Well-settled is the rule that even if the strike were to be declared valid because its objective and purpose
is lawful, the strike may still be declared invalid where the means employed are illegal. Among such
limits are the prohibited activities under Art. 279 of the LC, particularly par. (e), which states that no
person engaged in picketing shall:
a. commit any act of violence, coercion or intimidation
b. obstruct the free ingress to or egress from the employer’s premises for lawful purposes
c. obstruct public thoroughfares
The following acts have been held to be prohibited activities and are therefore illegal:
a. non-strikers were mauled and suffered physical injuries inflicted by the strikers
b. strikers circulated libelous statements against the employer which show actual malice or shouting
slanderous and scurrilous words
c. Where the strikers formed a human cordon and blocked all the ways and approaches to the
launches and vessels in the vicinity of the workplace
Assumption of jurisdiction over national interest cases by the Secretary of Labor and Employment.

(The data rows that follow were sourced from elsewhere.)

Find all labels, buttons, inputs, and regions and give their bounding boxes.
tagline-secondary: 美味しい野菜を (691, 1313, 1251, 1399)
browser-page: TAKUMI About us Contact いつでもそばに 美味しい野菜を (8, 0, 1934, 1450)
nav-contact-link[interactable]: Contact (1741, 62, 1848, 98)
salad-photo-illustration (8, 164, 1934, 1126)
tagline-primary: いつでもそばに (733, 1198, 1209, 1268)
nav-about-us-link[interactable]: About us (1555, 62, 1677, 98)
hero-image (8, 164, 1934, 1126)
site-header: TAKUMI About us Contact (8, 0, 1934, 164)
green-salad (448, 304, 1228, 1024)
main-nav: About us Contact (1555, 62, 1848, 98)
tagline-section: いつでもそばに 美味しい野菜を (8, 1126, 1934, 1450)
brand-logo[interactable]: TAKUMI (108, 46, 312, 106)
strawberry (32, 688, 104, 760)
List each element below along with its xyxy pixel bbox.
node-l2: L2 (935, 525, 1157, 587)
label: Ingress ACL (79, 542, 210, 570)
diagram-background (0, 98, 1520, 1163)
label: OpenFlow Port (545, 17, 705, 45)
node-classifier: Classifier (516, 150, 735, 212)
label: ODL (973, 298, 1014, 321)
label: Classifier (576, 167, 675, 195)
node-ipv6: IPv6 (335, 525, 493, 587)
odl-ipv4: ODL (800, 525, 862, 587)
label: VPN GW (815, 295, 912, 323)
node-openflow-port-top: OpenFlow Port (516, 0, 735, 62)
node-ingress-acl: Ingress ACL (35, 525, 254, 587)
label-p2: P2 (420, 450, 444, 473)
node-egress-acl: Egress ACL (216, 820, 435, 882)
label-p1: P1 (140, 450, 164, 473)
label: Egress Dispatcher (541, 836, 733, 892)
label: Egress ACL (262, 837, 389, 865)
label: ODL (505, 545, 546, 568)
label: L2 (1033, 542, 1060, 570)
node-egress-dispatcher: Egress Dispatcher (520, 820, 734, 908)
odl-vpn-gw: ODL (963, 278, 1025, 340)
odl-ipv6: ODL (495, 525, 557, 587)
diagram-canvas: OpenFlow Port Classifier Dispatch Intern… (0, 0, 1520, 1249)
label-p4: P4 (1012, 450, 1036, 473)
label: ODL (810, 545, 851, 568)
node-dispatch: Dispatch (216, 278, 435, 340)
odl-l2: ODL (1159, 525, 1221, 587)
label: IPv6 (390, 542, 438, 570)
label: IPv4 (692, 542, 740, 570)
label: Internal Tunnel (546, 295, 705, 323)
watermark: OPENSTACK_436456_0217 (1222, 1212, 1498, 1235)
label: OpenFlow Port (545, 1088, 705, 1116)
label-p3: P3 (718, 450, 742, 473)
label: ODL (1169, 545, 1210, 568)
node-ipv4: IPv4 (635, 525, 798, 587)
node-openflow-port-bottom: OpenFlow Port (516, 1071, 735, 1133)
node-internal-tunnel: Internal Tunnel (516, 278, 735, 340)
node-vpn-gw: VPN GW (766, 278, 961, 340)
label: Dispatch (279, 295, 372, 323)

When a labor dispute causes or is likely to cause a strike or lockout in an industry indispensable to the
national interest, the Secretary of Labor may assume jurisdiction over the dispute and decide it or certify
the same to the NLRC for compulsory arbitration, provided, that any of the following conditions is
present:
a. Both parties have requested the Secretary of Labor to assume jurisdiction over the labor dispute;
or
b. After a conference called by the Office of the Secretary of Labor, he determines the propriety of
the issuance of the Assumption or Certification Order, motu proprio or upon a request or petition
by either party to the labor dispute.
Industries indispensable to the national interest
i. Hospital sector
ii. Electric power industry
iii. Water supply services (exclude small water supply services such as refilling stations)
iv. Air traffic control
v. Such other industries as may be recommended by the national tripartite industrial peace council
Legal effects of assumption power.
Such assumption shall have the effect of automatically enjoining the intended or impending strike
or lockout
If a strike/lockout has already taken place at the time of assumption, all striking or locked out
employees shall immediately return to work and the employer shall immediately resume
operations and readmit all workers under the same terms and conditions prevailing before the
strike or lockout.
Thus, a return-to-work order is not necessary because the Secretary’s assumption and certification
orders are immediately executory in character.